Forget the NSA. Forget the CIA. Forget AAA….not that they would really know anything too damaging.
It’s Netflix who really knows what you’re all about.
My husband recently went away for five whole days across the country. And while he was gone, I was the parent on duty, 24/7. He has been back for three days, and I am still exhausted.
I wasn’t entirely on my own while he was away, though.
Everyday after I would get my children in bed, I had someone special waiting for me. I just couldn’t wait to skip down the stairs, flip on the television and veg out. Mindless entertainment sounded great.
What parent doesn’t want to just relax in front of the television after a long day spent playing tea party and answering questions from their children about whether or not they still live in the United States? More importantly, who doesn’t enjoy them some Netflix? I know I do.

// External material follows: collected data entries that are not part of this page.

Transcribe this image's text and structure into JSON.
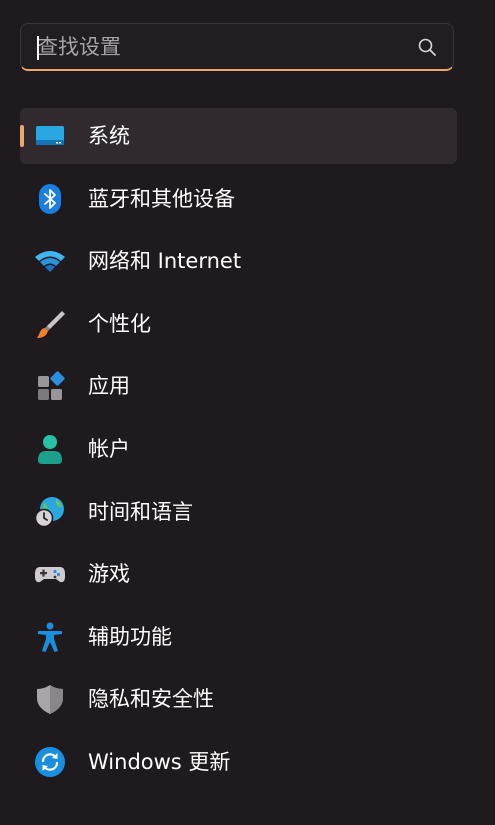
{
  "search": {
    "placeholder": "查找设置",
    "accent_color": "#e8a86e"
  },
  "sidebar": {
    "selected_index": 0,
    "items": [
      {
        "label": "系统",
        "icon": "monitor-icon"
      },
      {
        "label": "蓝牙和其他设备",
        "icon": "bluetooth-icon"
      },
      {
        "label": "网络和 Internet",
        "icon": "wifi-icon"
      },
      {
        "label": "个性化",
        "icon": "paintbrush-icon"
      },
      {
        "label": "应用",
        "icon": "apps-icon"
      },
      {
        "label": "帐户",
        "icon": "account-icon"
      },
      {
        "label": "时间和语言",
        "icon": "globe-clock-icon"
      },
      {
        "label": "游戏",
        "icon": "gamepad-icon"
      },
      {
        "label": "辅助功能",
        "icon": "accessibility-icon"
      },
      {
        "label": "隐私和安全性",
        "icon": "shield-icon"
      },
      {
        "label": "Windows 更新",
        "icon": "refresh-icon"
      }
    ]
  }
}
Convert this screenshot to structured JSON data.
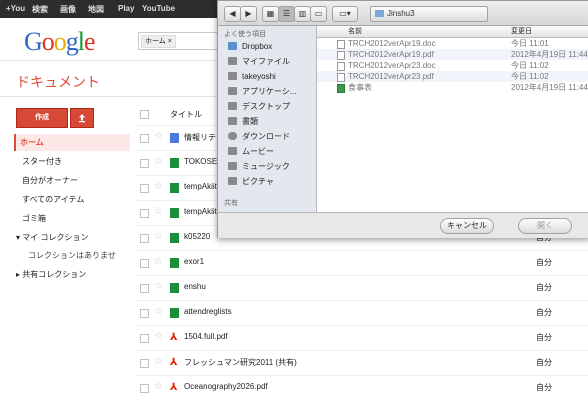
{
  "topbar": {
    "items": [
      "+You",
      "検索",
      "画像",
      "地図",
      "Play",
      "YouTube"
    ]
  },
  "logo": {
    "letters": [
      "G",
      "o",
      "o",
      "g",
      "l",
      "e"
    ]
  },
  "search": {
    "chip": "ホーム ×"
  },
  "app": {
    "title": "ドキュメント",
    "create_label": "作成"
  },
  "nav": [
    "ホーム",
    "スター付き",
    "自分がオーナー",
    "すべてのアイテム",
    "ゴミ箱",
    "▾ マイ コレクション",
    "コレクションはありませ",
    "▸ 共有コレクション"
  ],
  "list": {
    "col_title": "タイトル",
    "rows": [
      {
        "type": "doc",
        "title": "情報リテ",
        "owner": ""
      },
      {
        "type": "sheet",
        "title": "TOKOSE",
        "owner": ""
      },
      {
        "type": "sheet",
        "title": "tempAkiit",
        "owner": ""
      },
      {
        "type": "sheet",
        "title": "tempAkiit",
        "owner": ""
      },
      {
        "type": "sheet",
        "title": "k05220",
        "owner": "自分"
      },
      {
        "type": "sheet",
        "title": "exor1",
        "owner": "自分"
      },
      {
        "type": "sheet",
        "title": "enshu",
        "owner": "自分"
      },
      {
        "type": "sheet",
        "title": "attendreglists",
        "owner": "自分"
      },
      {
        "type": "pdf",
        "title": "1504.full.pdf",
        "owner": "自分"
      },
      {
        "type": "pdf",
        "title": "フレッシュマン研究2011 (共有)",
        "owner": "自分"
      },
      {
        "type": "pdf",
        "title": "Oceanography2026.pdf",
        "owner": "自分"
      }
    ]
  },
  "dialog": {
    "folder": "Jinshu3",
    "sidebar_header": "よく使う項目",
    "sidebar_items": [
      "Dropbox",
      "マイファイル",
      "takeyoshi",
      "アプリケーシ...",
      "デスクトップ",
      "書類",
      "ダウンロード",
      "ムービー",
      "ミュージック",
      "ピクチャ"
    ],
    "sidebar_footer": "共有",
    "col_name": "名前",
    "col_date": "変更日",
    "files": [
      {
        "name": "TRCH2012verApr19.doc",
        "date": "今日 11:01"
      },
      {
        "name": "TRCH2012verApr19.pdf",
        "date": "2012年4月19日 11:44"
      },
      {
        "name": "TRCH2012verApr23.doc",
        "date": "今日 11:02"
      },
      {
        "name": "TRCH2012verApr23.pdf",
        "date": "今日 11:02"
      },
      {
        "name": "食事表",
        "date": "2012年4月19日 11:44"
      }
    ],
    "cancel_label": "キャンセル",
    "open_label": "開く"
  }
}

At first, I thought having Netflix would cut back on my television consumption. After all, you can’t just aimlessly browse Netflix like you can the television channels. This was before I realized that I don’t HAVE to wait for the next episode in the next season of whatever show I’m watching. Or that I can watch the shows I have always wanted to watch, even though they have been off the air for five years.
Netflix is really the best thing since sliced bread, antibiotics, scientific discovery and Taylor Swift be darned.
During my last night on my own, however, I noticed something. Something that has stayed with me. Something that has disturbed me.
I noticed how smug my Netflix sign in screen was.
“You’re back…” it silently broadcasted, while it loaded its many thousands of titles for my viewing pleasure. That night, I’m sure that it took extra time to load up, giving me every opportunity to watch that bars tick up as my blu-ray player connected to the great wide interwebs.
Giving me every chance to just turn the television off.
Even though it knew I never would.
It was in that moment that I realized just how much Netflix knows about me. About all of us.
It knew that seven minutes before that, I had hemmed and hawed with the idea of opening a book instead of turning on the television. After all, I have never felt guilty after reading 50 pages in a decent novel, as opposed to watching 4 episodes of some series I’d be too ashamed to admit to ever watching to any other adult, and staying up way too late, effectively turning my brain to mush. (Thanks, Gossip Girl.)
But Netflix knew. It knew I would come crawling back.
Netflix knows that you don’t have anything to do on a Friday night, parents. It knows that you’re going to watch old Harrison Ford movies in your pajamas at 9:40 after you finally get the kids down to bed, while the rest of the world passes you by, and enjoys an evening of fine wine and intelligent conversation.
It knows, moms. It knows that when your husband is out-of-town, you’re unshowered, and contemplating eating the last of the cold fried chicken that is left over in the fridge while you watch the entire series of Gilmore Girls, taking advantage of your husband being out of the house, because you KNOW he would never understand the plight of the Gilmore’s.
It knows how much you need it. And every few days, it messes with you. It “cannot establish a connection to the internet.” It is “unable to load right now, so please try again later.”
It watches as you punch the throw pillows on your sofa. It watches as you stomp around and chuck the remote across the living room.
It knows how much you need it. And it relishes it.
Netflix has specific algorithms in order to enhance your viewing experience. It’s never short on suggestions and never runs out of new titles for you to enjoy. You enjoyed Wes Craven’s entire “Scream” series all the same weekend? Well here are a few more horror movie reboots for you to enjoy (yay!), except these don’t star Neve Campbell (boo!).
Wanting to watch the newest Thor movie? Well, Netflix doesn’t actually have it, but it has a few rip off’s that you won’t know are rip off’s until you turn it on and see one of the kids that starred on Home Improvement back in the day. And it’s not Jonathan Taylor Thomas, either.
It knows you need it, people. There is nothing you can do about it. In the light of day, you can pretend that you don’t need it. You can shrug me off like you don’t know what I’m talking about. You can sit there all smug in your proper pants with a proper button them, all showered, eyes fresh as daisies. Chipper and youthful. Functioning like an adult.
But there you’ll be tonight. When the world darkens. After the sun has set. On the couch. With your ratty old pajama pants and t-shirt on. You’ll be there with your bag of Funions and diet coke. Watching season four of The X-Files.